Strong risk management is essential, Lord Levene warns delegates in Qatar

In his keynote speech at MultaQa Qatar, an insurance conference in Doha, Qatar, Lloyd’s chairman Lord Peter Levene warned delegates that the Gulf Cooperation Council (GCC) would not be immune from an increasingly risky world. “There is a changing risk environment,” he said.

Despite the Gulf commonly being considered a “non cat” region, Levene drew attention to last year’s Cyclone Gonu in Oman - the strongest storm to hit the Arab world since records began in 1945 - and recent snowfalls in Saudi Arabia, which led to ten deaths.

“The experience is very similar to patterns elsewhere in the world. Unpredictable and intense impacts at a local level” will become more commonplace as climate change becomes an increasing reality, he said.

Levene also mentioned the risk of flooding and the fact that few businesses in the Gulf have flood insurance in place. When Dubai was hit by intense rainfall last year, there were flash floods as the city does not have a proper drainage network.

Terrorism and political risks are also giving rise to concern. Terrorists have made it clear they will strike economic targets and iconic buildings. The growing concentration of risks in cities such as Dubai and Doha should be taken seriously, cautioned Levene, particularly “with tensions in the wider Middle East running high.”

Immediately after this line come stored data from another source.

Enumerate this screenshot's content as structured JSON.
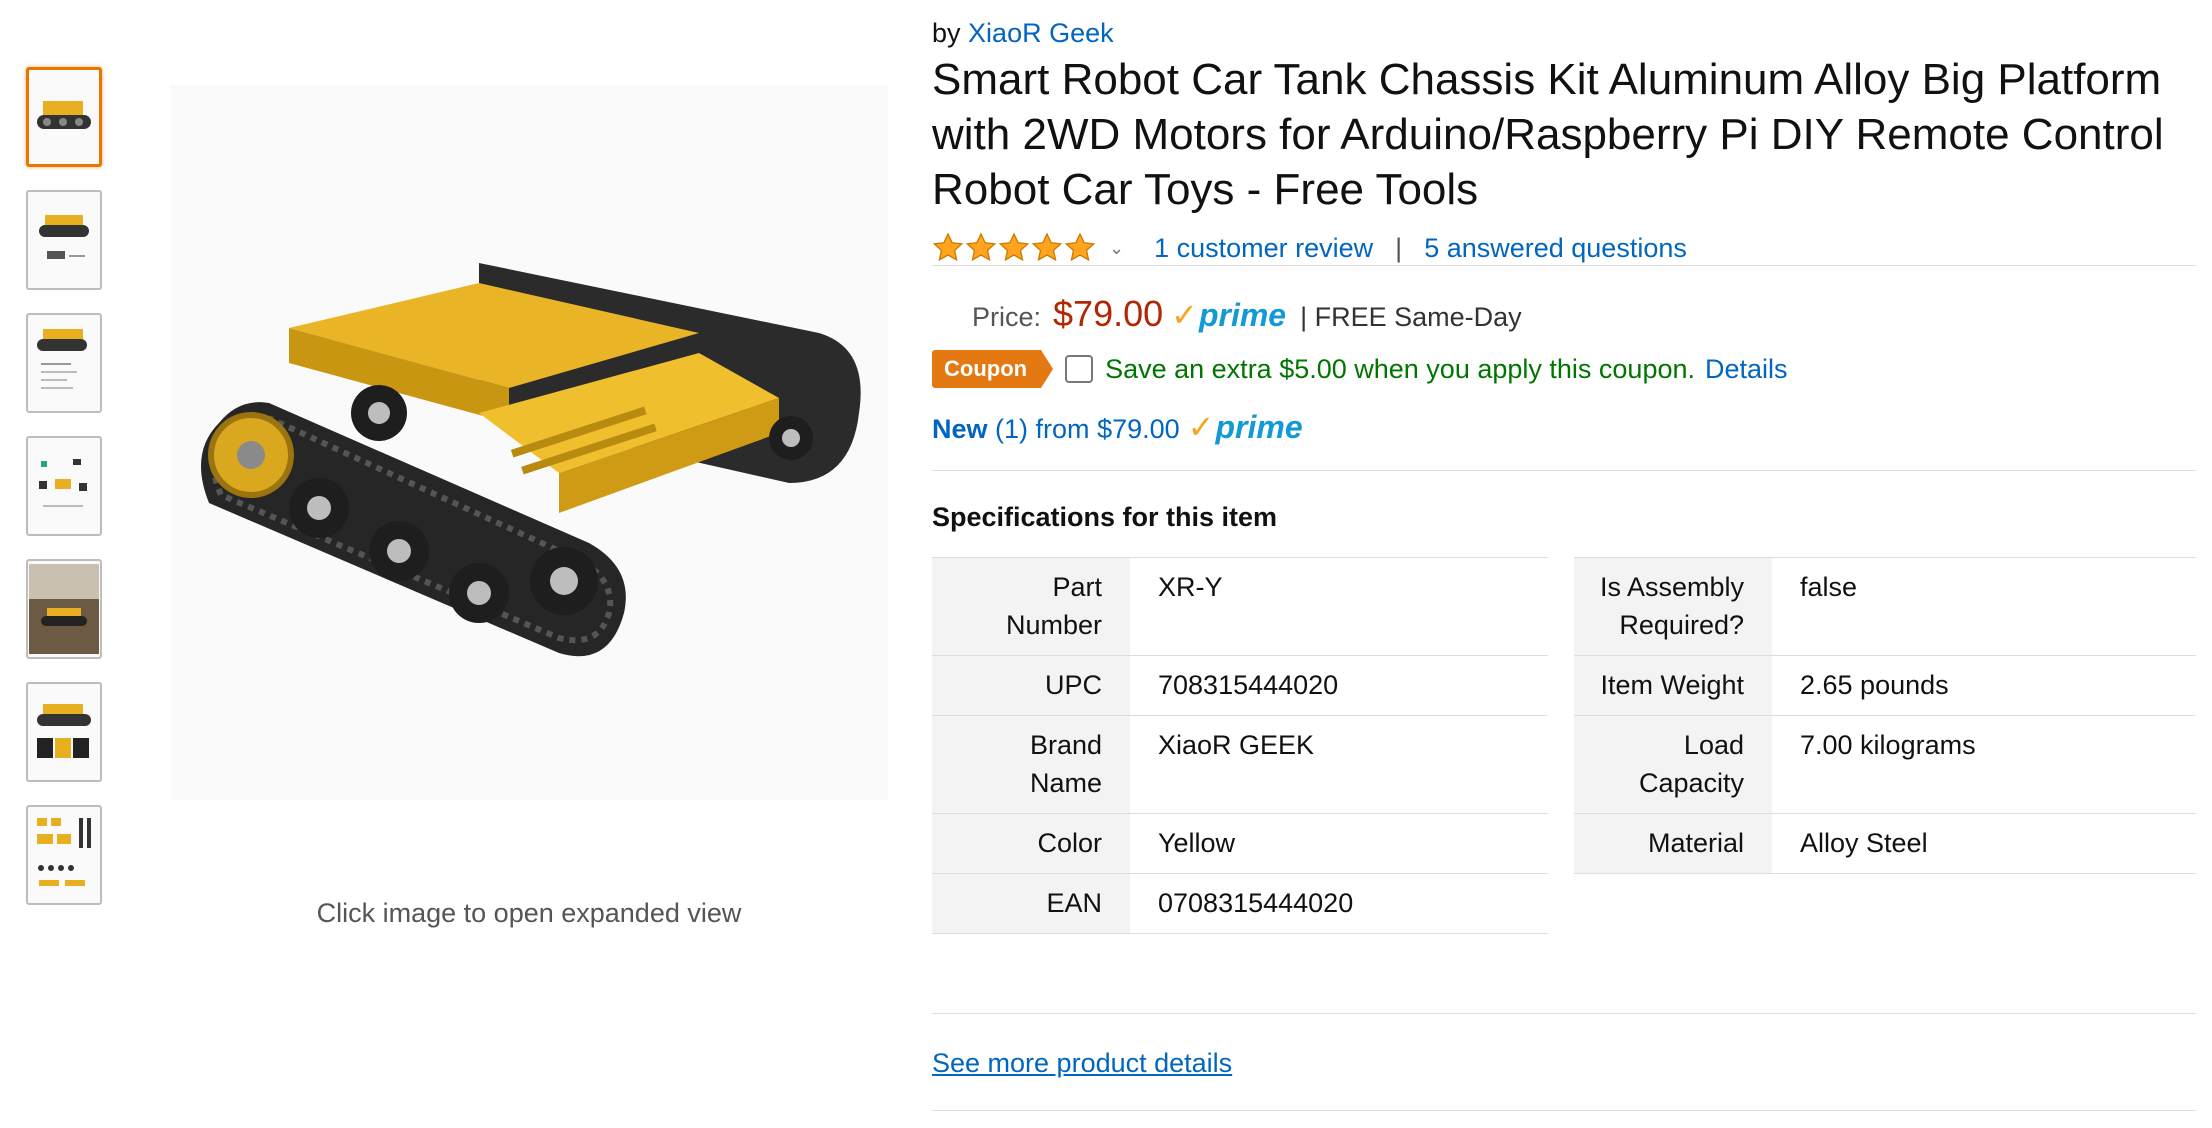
{
  "brand_line": {
    "prefix": "by",
    "brand": "XiaoR Geek"
  },
  "title": "Smart Robot Car Tank Chassis Kit Aluminum Alloy Big Platform with 2WD Motors for Arduino/Raspberry Pi DIY Remote Control Robot Car Toys - Free Tools",
  "rating": {
    "stars": 5,
    "max": 5,
    "reviews_link": "1 customer review",
    "separator": "|",
    "questions_link": "5 answered questions"
  },
  "price": {
    "label": "Price:",
    "value": "$79.00",
    "prime": "prime",
    "shipping": "| FREE Same-Day"
  },
  "coupon": {
    "badge": "Coupon",
    "text": "Save an extra $5.00 when you apply this coupon.",
    "details": "Details"
  },
  "offers": {
    "new_label": "New",
    "count": "(1) from",
    "price": "$79.00",
    "prime": "prime"
  },
  "image": {
    "caption": "Click image to open expanded view"
  },
  "specs": {
    "title": "Specifications for this item",
    "left": [
      {
        "key": "Part Number",
        "value": "XR-Y"
      },
      {
        "key": "UPC",
        "value": "708315444020"
      },
      {
        "key": "Brand Name",
        "value": "XiaoR GEEK"
      },
      {
        "key": "Color",
        "value": "Yellow"
      },
      {
        "key": "EAN",
        "value": "0708315444020"
      }
    ],
    "right": [
      {
        "key": "Is Assembly Required?",
        "value": "false"
      },
      {
        "key": "Item Weight",
        "value": "2.65  pounds"
      },
      {
        "key": "Load Capacity",
        "value": "7.00  kilograms"
      },
      {
        "key": "Material",
        "value": "Alloy Steel"
      }
    ]
  },
  "see_more": "See more product details",
  "colors": {
    "link": "#0066c0",
    "price": "#b12704",
    "coupon_green": "#007600",
    "badge_orange": "#e47911",
    "prime_blue": "#1399d6",
    "star": "#ffa41c"
  }
}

“Risk management must be at the heart of the economic strategy

Lord Levene

The growing scale of projects in the GCC and the sheer pace of development is challenging in itself. These incredible growth rates may be impressive, but it has led to greater exposures.

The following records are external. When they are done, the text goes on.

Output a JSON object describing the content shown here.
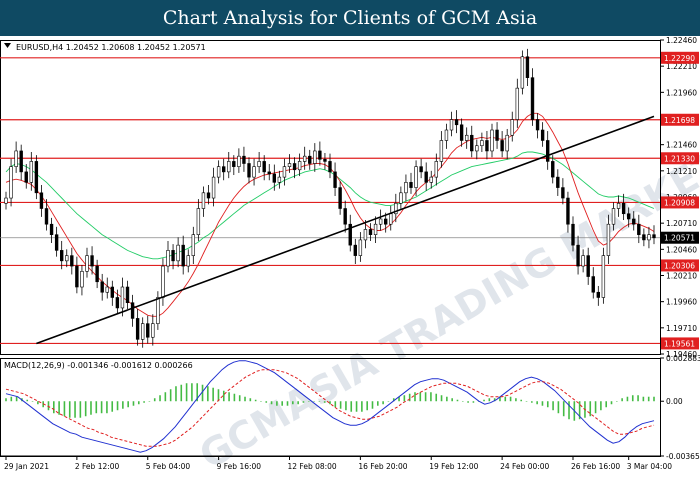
{
  "header": {
    "title": "Chart Analysis for Clients of GCM Asia"
  },
  "chart_data": [
    {
      "type": "candlestick",
      "symbol_line": "EURUSD,H4  1.20452 1.20608 1.20452 1.20571",
      "ylim": [
        1.1946,
        1.2246
      ],
      "y_ticks": [
        "1.22460",
        "1.22210",
        "1.21960",
        "1.21710",
        "1.21460",
        "1.21210",
        "1.20960",
        "1.20710",
        "1.20460",
        "1.20210",
        "1.19960",
        "1.19710",
        "1.19460"
      ],
      "x_labels": [
        "29 Jan 2021",
        "2 Feb 12:00",
        "5 Feb 04:00",
        "9 Feb 16:00",
        "12 Feb 08:00",
        "16 Feb 20:00",
        "19 Feb 12:00",
        "24 Feb 00:00",
        "26 Feb 16:00",
        "3 Mar 04:00"
      ],
      "horizontal_levels": [
        {
          "value": 1.2229,
          "label": "1.22290",
          "color": "#e02020"
        },
        {
          "value": 1.21698,
          "label": "1.21698",
          "color": "#e02020"
        },
        {
          "value": 1.2133,
          "label": "1.21330",
          "color": "#e02020"
        },
        {
          "value": 1.20908,
          "label": "1.20908",
          "color": "#e02020"
        },
        {
          "value": 1.20306,
          "label": "1.20306",
          "color": "#e02020"
        },
        {
          "value": 1.19561,
          "label": "1.19561",
          "color": "#e02020"
        }
      ],
      "current_price": {
        "value": 1.20571,
        "label": "1.20571"
      },
      "trendline": {
        "from": [
          6,
          1.1956
        ],
        "to": [
          128,
          1.2173
        ]
      },
      "closes": [
        1.2095,
        1.2125,
        1.214,
        1.212,
        1.211,
        1.213,
        1.21,
        1.2085,
        1.207,
        1.206,
        1.2045,
        1.2035,
        1.204,
        1.203,
        1.201,
        1.2025,
        1.204,
        1.203,
        1.2015,
        1.2005,
        1.201,
        1.2,
        1.199,
        1.201,
        1.1995,
        1.198,
        1.196,
        1.1975,
        1.1962,
        1.1975,
        1.2,
        1.203,
        1.2045,
        1.2035,
        1.205,
        1.203,
        1.204,
        1.206,
        1.2085,
        1.21,
        1.2095,
        1.2115,
        1.2125,
        1.212,
        1.213,
        1.2125,
        1.2135,
        1.2128,
        1.2115,
        1.2125,
        1.213,
        1.212,
        1.2118,
        1.211,
        1.2115,
        1.2125,
        1.2128,
        1.2122,
        1.213,
        1.2135,
        1.2128,
        1.214,
        1.2132,
        1.213,
        1.212,
        1.2105,
        1.2085,
        1.207,
        1.205,
        1.204,
        1.2055,
        1.2065,
        1.206,
        1.207,
        1.2075,
        1.207,
        1.208,
        1.209,
        1.21,
        1.211,
        1.2105,
        1.2125,
        1.212,
        1.211,
        1.2115,
        1.213,
        1.215,
        1.216,
        1.217,
        1.2165,
        1.215,
        1.2155,
        1.214,
        1.2145,
        1.215,
        1.214,
        1.216,
        1.215,
        1.214,
        1.2155,
        1.217,
        1.22,
        1.223,
        1.221,
        1.217,
        1.216,
        1.215,
        1.213,
        1.2115,
        1.2105,
        1.2095,
        1.207,
        1.205,
        1.203,
        1.204,
        1.202,
        1.2005,
        1.2,
        1.204,
        1.207,
        1.2085,
        1.209,
        1.208,
        1.2075,
        1.207,
        1.206,
        1.2055,
        1.206,
        1.2057
      ],
      "ma_green": [
        1.212,
        1.2125,
        1.2128,
        1.2127,
        1.2125,
        1.2122,
        1.2118,
        1.2114,
        1.211,
        1.2105,
        1.21,
        1.2095,
        1.209,
        1.2085,
        1.208,
        1.2076,
        1.2072,
        1.2068,
        1.2064,
        1.206,
        1.2057,
        1.2054,
        1.2051,
        1.2048,
        1.2045,
        1.2043,
        1.2041,
        1.2039,
        1.2038,
        1.2037,
        1.2037,
        1.2038,
        1.2039,
        1.2041,
        1.2043,
        1.2045,
        1.2047,
        1.205,
        1.2053,
        1.2057,
        1.206,
        1.2064,
        1.2068,
        1.2072,
        1.2076,
        1.208,
        1.2084,
        1.2088,
        1.2091,
        1.2094,
        1.2097,
        1.21,
        1.2103,
        1.2106,
        1.2109,
        1.2112,
        1.2114,
        1.2116,
        1.2118,
        1.212,
        1.2121,
        1.2122,
        1.2123,
        1.2122,
        1.212,
        1.2117,
        1.2113,
        1.2109,
        1.2105,
        1.21,
        1.2096,
        1.2093,
        1.2091,
        1.209,
        1.2089,
        1.2088,
        1.2088,
        1.2089,
        1.209,
        1.2092,
        1.2094,
        1.2096,
        1.2099,
        1.2102,
        1.2105,
        1.2108,
        1.2111,
        1.2114,
        1.2117,
        1.2119,
        1.2121,
        1.2123,
        1.2125,
        1.2126,
        1.2127,
        1.2128,
        1.2129,
        1.213,
        1.2131,
        1.2132,
        1.2133,
        1.2135,
        1.2138,
        1.2139,
        1.2139,
        1.2138,
        1.2137,
        1.2135,
        1.2133,
        1.213,
        1.2127,
        1.2123,
        1.2119,
        1.2115,
        1.2111,
        1.2107,
        1.2103,
        1.2099,
        1.2097,
        1.2096,
        1.2096,
        1.2097,
        1.2096,
        1.2095,
        1.2093,
        1.2091,
        1.2089,
        1.2087,
        1.2085
      ],
      "ma_red": [
        1.211,
        1.2112,
        1.2113,
        1.2112,
        1.211,
        1.2108,
        1.2103,
        1.2097,
        1.209,
        1.2082,
        1.2074,
        1.2066,
        1.2058,
        1.205,
        1.2042,
        1.2036,
        1.203,
        1.2025,
        1.202,
        1.2015,
        1.2011,
        1.2007,
        1.2003,
        1.2,
        1.1997,
        1.1993,
        1.1989,
        1.1986,
        1.1983,
        1.1982,
        1.1982,
        1.1985,
        1.199,
        1.1996,
        1.2002,
        1.2008,
        1.2015,
        1.2023,
        1.2032,
        1.2042,
        1.2052,
        1.2062,
        1.2072,
        1.208,
        1.2088,
        1.2095,
        1.2101,
        1.2106,
        1.211,
        1.2113,
        1.2115,
        1.2117,
        1.2118,
        1.2119,
        1.212,
        1.2121,
        1.2122,
        1.2123,
        1.2124,
        1.2126,
        1.2127,
        1.2128,
        1.2128,
        1.2127,
        1.2124,
        1.2118,
        1.2111,
        1.2103,
        1.2094,
        1.2084,
        1.2076,
        1.207,
        1.2066,
        1.2064,
        1.2064,
        1.2066,
        1.207,
        1.2075,
        1.2081,
        1.2088,
        1.2094,
        1.2101,
        1.2106,
        1.211,
        1.2114,
        1.2119,
        1.2125,
        1.2131,
        1.2138,
        1.2143,
        1.2146,
        1.2149,
        1.2151,
        1.2152,
        1.2153,
        1.2152,
        1.2153,
        1.2152,
        1.2151,
        1.2152,
        1.2155,
        1.216,
        1.2168,
        1.2173,
        1.2176,
        1.2176,
        1.2173,
        1.2166,
        1.2158,
        1.2149,
        1.214,
        1.2128,
        1.2114,
        1.21,
        1.2088,
        1.2076,
        1.2064,
        1.2054,
        1.205,
        1.2052,
        1.2057,
        1.2063,
        1.2067,
        1.207,
        1.2071,
        1.207,
        1.2068,
        1.2066,
        1.2063
      ]
    },
    {
      "type": "macd",
      "header": "MACD(12,26,9) -0.001346 -0.001612 0.000266",
      "ylim": [
        -0.003652,
        0.002883
      ],
      "y_ticks": [
        "0.002883",
        "0.00",
        "-0.003652"
      ],
      "histogram": [
        0.0002,
        0.0003,
        0.0003,
        0.0002,
        0.0001,
        0.0,
        -0.0002,
        -0.0004,
        -0.0006,
        -0.0008,
        -0.0009,
        -0.001,
        -0.0011,
        -0.0011,
        -0.0011,
        -0.001,
        -0.0009,
        -0.0008,
        -0.0008,
        -0.0008,
        -0.0007,
        -0.0006,
        -0.0005,
        -0.0004,
        -0.0003,
        -0.0002,
        -0.0001,
        0.0,
        0.0002,
        0.0004,
        0.0006,
        0.0008,
        0.001,
        0.0011,
        0.0012,
        0.0012,
        0.0012,
        0.0011,
        0.001,
        0.0009,
        0.0008,
        0.0007,
        0.0006,
        0.0005,
        0.0004,
        0.0003,
        0.0002,
        0.0001,
        0.0,
        -0.0001,
        -0.0002,
        -0.0003,
        -0.0003,
        -0.0003,
        -0.0002,
        -0.0002,
        -0.0001,
        0.0,
        0.0,
        0.0,
        -0.0001,
        -0.0002,
        -0.0004,
        -0.0005,
        -0.0006,
        -0.0007,
        -0.0007,
        -0.0007,
        -0.0006,
        -0.0005,
        -0.0003,
        -0.0002,
        0.0,
        0.0002,
        0.0003,
        0.0004,
        0.0005,
        0.0006,
        0.0006,
        0.0006,
        0.0006,
        0.0005,
        0.0004,
        0.0003,
        0.0002,
        0.0001,
        0.0,
        -0.0001,
        -0.0001,
        0.0,
        0.0001,
        0.0002,
        0.0002,
        0.0003,
        0.0003,
        0.0003,
        0.0002,
        0.0001,
        0.0,
        -0.0001,
        -0.0002,
        -0.0003,
        -0.0004,
        -0.0006,
        -0.0008,
        -0.001,
        -0.0012,
        -0.0013,
        -0.0012,
        -0.0011,
        -0.001,
        -0.0008,
        -0.0006,
        -0.0004,
        -0.0002,
        0.0,
        0.0002,
        0.0003,
        0.0004,
        0.0004,
        0.0003,
        0.0003,
        0.0003
      ],
      "macd_line": [
        0.0005,
        0.0004,
        0.0003,
        0.0,
        -0.0003,
        -0.0006,
        -0.0009,
        -0.0012,
        -0.0015,
        -0.0017,
        -0.0019,
        -0.0021,
        -0.0022,
        -0.0024,
        -0.0025,
        -0.0026,
        -0.0027,
        -0.0028,
        -0.0029,
        -0.003,
        -0.0031,
        -0.0032,
        -0.0033,
        -0.0034,
        -0.0033,
        -0.0031,
        -0.0028,
        -0.0025,
        -0.0021,
        -0.0017,
        -0.0012,
        -0.0007,
        -0.0002,
        0.0003,
        0.0008,
        0.0013,
        0.0017,
        0.0021,
        0.0024,
        0.0026,
        0.0027,
        0.0027,
        0.0026,
        0.0025,
        0.0023,
        0.0021,
        0.0019,
        0.0016,
        0.0013,
        0.001,
        0.0007,
        0.0004,
        0.0001,
        -0.0002,
        -0.0005,
        -0.0008,
        -0.0011,
        -0.0013,
        -0.0015,
        -0.0016,
        -0.0016,
        -0.0015,
        -0.0013,
        -0.001,
        -0.0007,
        -0.0004,
        -0.0001,
        0.0002,
        0.0005,
        0.0008,
        0.0011,
        0.0013,
        0.0014,
        0.0015,
        0.0015,
        0.0014,
        0.0012,
        0.001,
        0.0008,
        0.0006,
        0.0003,
        0.0,
        -0.0002,
        -0.0001,
        0.0001,
        0.0004,
        0.0007,
        0.001,
        0.0013,
        0.0015,
        0.0016,
        0.0015,
        0.0013,
        0.001,
        0.0007,
        0.0003,
        -0.0001,
        -0.0005,
        -0.0009,
        -0.0013,
        -0.0017,
        -0.002,
        -0.0023,
        -0.0026,
        -0.0028,
        -0.0027,
        -0.0024,
        -0.002,
        -0.0017,
        -0.0015,
        -0.0014,
        -0.0013
      ],
      "signal_line": [
        0.0008,
        0.0007,
        0.0006,
        0.0005,
        0.0003,
        0.0001,
        -0.0001,
        -0.0003,
        -0.0005,
        -0.0008,
        -0.001,
        -0.0012,
        -0.0014,
        -0.0016,
        -0.0018,
        -0.0019,
        -0.0021,
        -0.0022,
        -0.0024,
        -0.0025,
        -0.0026,
        -0.0027,
        -0.0028,
        -0.0029,
        -0.003,
        -0.003,
        -0.003,
        -0.0029,
        -0.0028,
        -0.0026,
        -0.0023,
        -0.002,
        -0.0017,
        -0.0013,
        -0.0009,
        -0.0005,
        -0.0001,
        0.0003,
        0.0007,
        0.001,
        0.0013,
        0.0016,
        0.0018,
        0.002,
        0.0021,
        0.0021,
        0.0021,
        0.002,
        0.0019,
        0.0017,
        0.0015,
        0.0012,
        0.0009,
        0.0006,
        0.0003,
        0.0,
        -0.0003,
        -0.0006,
        -0.0008,
        -0.001,
        -0.0011,
        -0.0012,
        -0.0012,
        -0.0011,
        -0.001,
        -0.0008,
        -0.0006,
        -0.0004,
        -0.0001,
        0.0001,
        0.0004,
        0.0006,
        0.0008,
        0.001,
        0.0011,
        0.0012,
        0.0012,
        0.0012,
        0.0011,
        0.001,
        0.0008,
        0.0006,
        0.0004,
        0.0003,
        0.0003,
        0.0003,
        0.0004,
        0.0006,
        0.0008,
        0.001,
        0.0012,
        0.0013,
        0.0013,
        0.0012,
        0.001,
        0.0008,
        0.0005,
        0.0002,
        -0.0001,
        -0.0005,
        -0.0008,
        -0.0011,
        -0.0014,
        -0.0017,
        -0.002,
        -0.0022,
        -0.0022,
        -0.0021,
        -0.002,
        -0.0018,
        -0.0017,
        -0.0016
      ]
    }
  ],
  "watermark": "GCMASIA TRADING MARKETS",
  "colors": {
    "title_bg": "#0f4a63",
    "level": "#e02020",
    "ma_green": "#22cc66",
    "ma_red": "#e02020",
    "macd_hist": "#44bb44",
    "macd_line": "#2030d0",
    "signal_line": "#e02020"
  }
}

The rush to build in Dubai and Doha is causing great pressure on resources, said Levene. “There have already been cases where structures have had to be rebuilt” because corners had been cut, he said.

A new emphasis on risk management is required in order to deal with the immense construction pressure. “Insurers have the experience and risk appetite to take on increased exposures. But they want to work with companies that adopt a strong risk management culture.”

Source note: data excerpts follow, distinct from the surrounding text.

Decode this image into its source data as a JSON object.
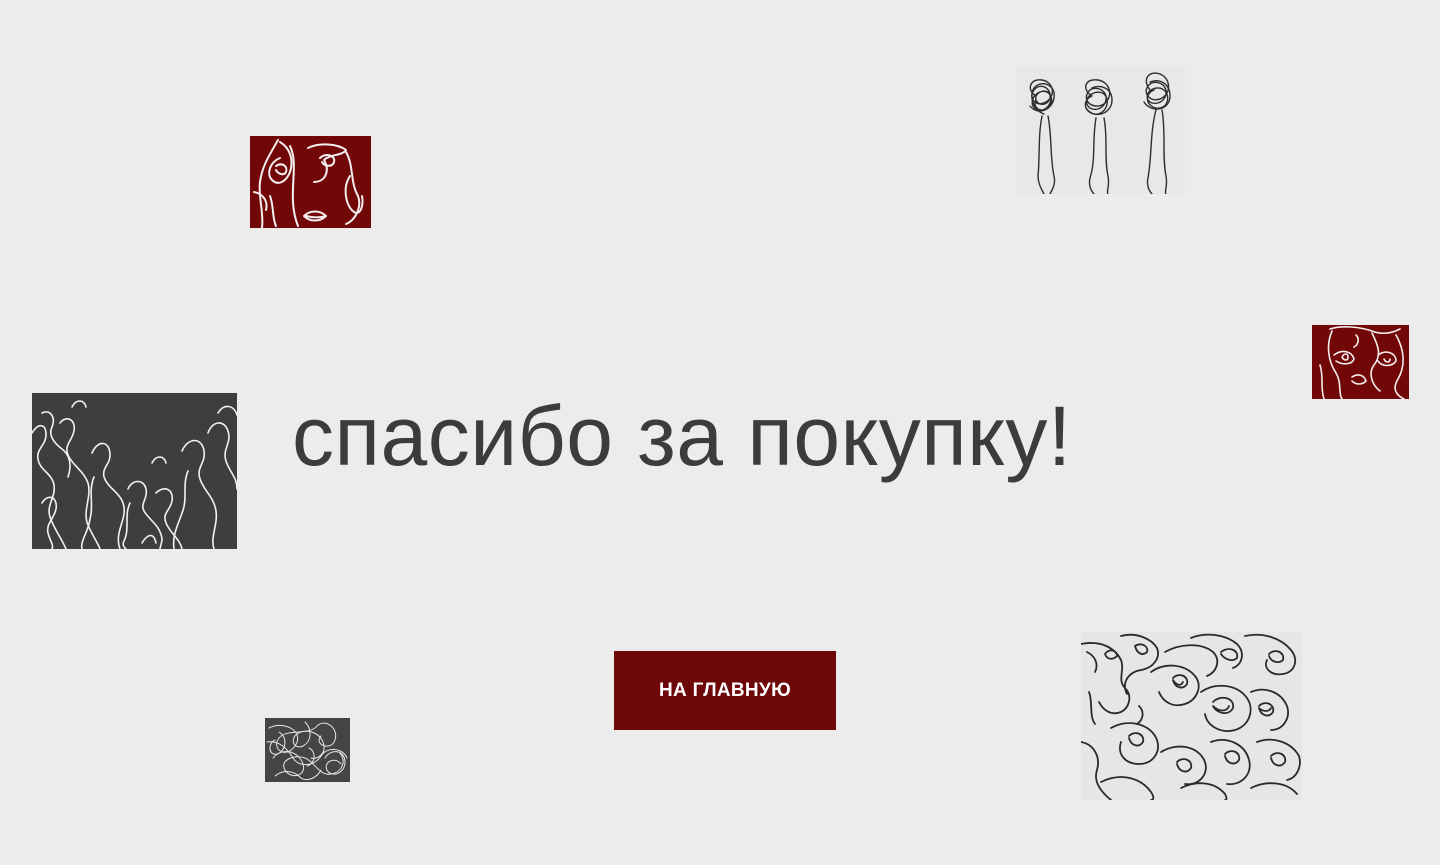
{
  "main": {
    "title": "спасибо за покупку!",
    "home_button_label": "НА ГЛАВНУЮ"
  },
  "artworks": [
    {
      "name": "faces-red-1",
      "style": "white line faces on dark red"
    },
    {
      "name": "scribble-figures",
      "style": "black scribble heads on light grey"
    },
    {
      "name": "faces-red-2",
      "style": "white line faces on dark red"
    },
    {
      "name": "crowd-dark",
      "style": "white line crowd on dark grey"
    },
    {
      "name": "scribble-dark",
      "style": "white scribble on dark grey"
    },
    {
      "name": "faces-collage",
      "style": "black line faces on light grey"
    }
  ],
  "colors": {
    "background": "#ececec",
    "accent": "#6e0707",
    "text": "#3c3c3c",
    "dark_panel": "#3e3e3e"
  }
}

Levene joked that he had barely recognised the Doha skyline, with its soaring skyscrapers, when coming in to land and had wondered if he was on the right plane. His previous visit had been just 12 months earlier. “It’s great to see that Qatar is booming,” he said, “it’s very good news for the insurance industry.”

“Risk management must be at the heart of the economic strategy,” Levene concluded.